(Updates with analyst comment in fourth paragraph.)
Jan. 11 (Bloomberg) -- Deutsche Telekom AG’s T-Systems computing-services unit intends to move as many as 1,500 jobs outside Germany to foster closer ties to overseas customers and reduce costs, said a person with knowledge of the plan.
T-Systems, Europe’s largest provider of cloud-computing services, is evaluating where to create the new positions, said the person, declining to be identified because the deliberations are private. The unit employs 48,000 people globally, about half of them based in Germany.
Deutsche Telekom Chief Executive Officer Rene Obermann is intensifying efforts to reduce expenses as the European debt crisis dampens demand and challenges an attempt to return its non-German business to growth. T-Systems aims to start making the changes within the next six to 12 months through measures including severance packages for older employees to keep the unit’s total headcount largely unchanged, the person said.
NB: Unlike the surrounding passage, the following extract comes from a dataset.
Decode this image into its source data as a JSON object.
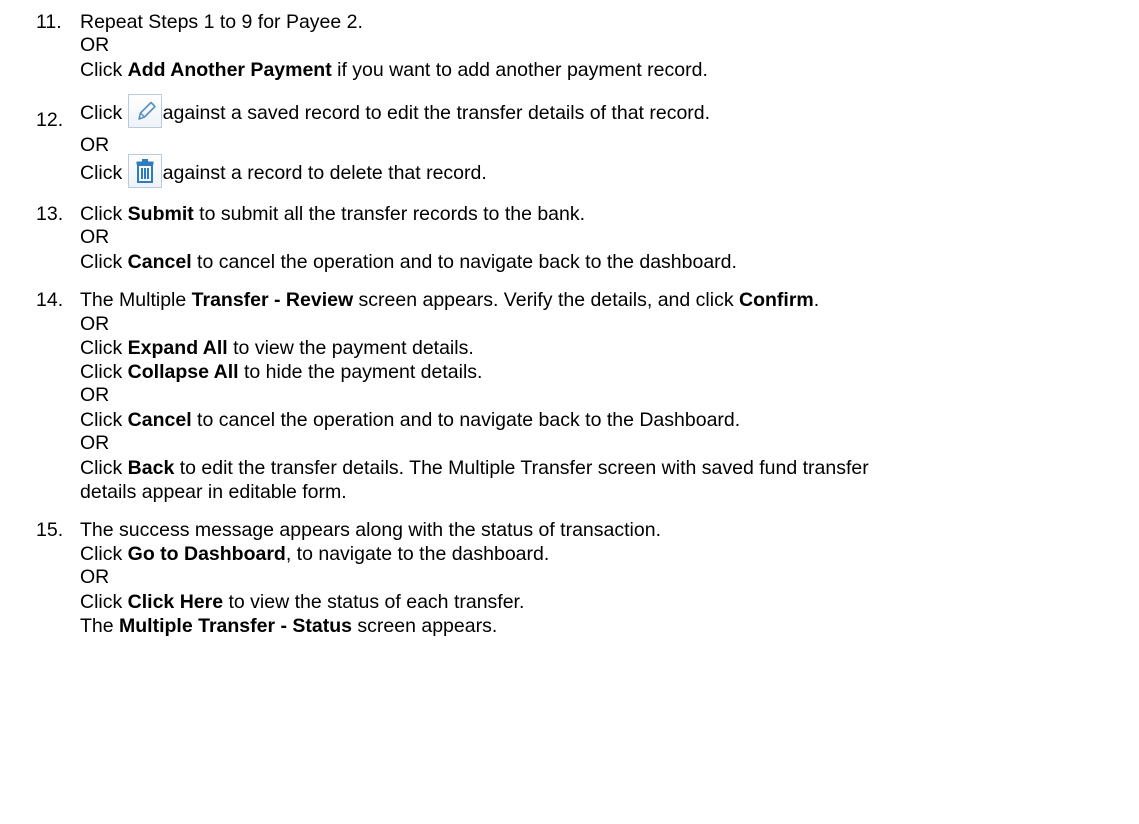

“When you look at Germany or Europe in general, the potential growth is mainly in niches or comes at the expense of competitors -- and that hits your margin,” said Jan Goehmann, an analyst at Norddeutsche Landesbank Girozentrale in Hanover who recommends investors buy Deutsche Telekom shares. “We’ll have to see how they can use this to win new customers.”
Harald Lindlar, a spokesman for Bonn-based Deutsche Telekom, confirmed that the company may move jobs away from European countries, declining to give specific numbers.
“On the one hand we’re forced to choose places where wages are lower, and on the other hand it’s important that our customers are there,” Lindlar said. “If you think about Mexico or Brazil, they have a strong automotive industry and that’s a sector we’re leading in as well.”
T-Systems, led by Reinhard Clemens, is working to standardize services to reduce costs, meaning employees won’t have to start from scratch on new projects. The unit’s reported earnings before interest, taxes, depreciation and amortization equaled 4.3 percent of sales in the most-recent quarter. That compares with 14.7 percent for Accenture Plc and 23.5 percent for International Business Machines Corp., according to Bloomberg data.
Deutsche Telekom shares declined as much as 0.7 percent to 8.91 euros in Frankfurt trading and were down 0.2 percent as of 3:38 p.m. That values the T-Systems parent at 38.6 billion euros ($49 billion).
T-Systems, whose European operations include sites in Debrecen, Hungary and St. Petersburg, Russia as well as in the Czech Republic, partnered with Cognizant Technology Solutions Corp. in 2008 to expand its reach and cut costs. It’s also boosted its own operations outside Germany for computing resources such as storage and software via the Web.
Last month, Deutsche Telekom set a target of 1 billion euros in savings by 2015 through the merger of its internal computing and communications systems into a T-Systems unit, a person with knowledge of the matter said at the time.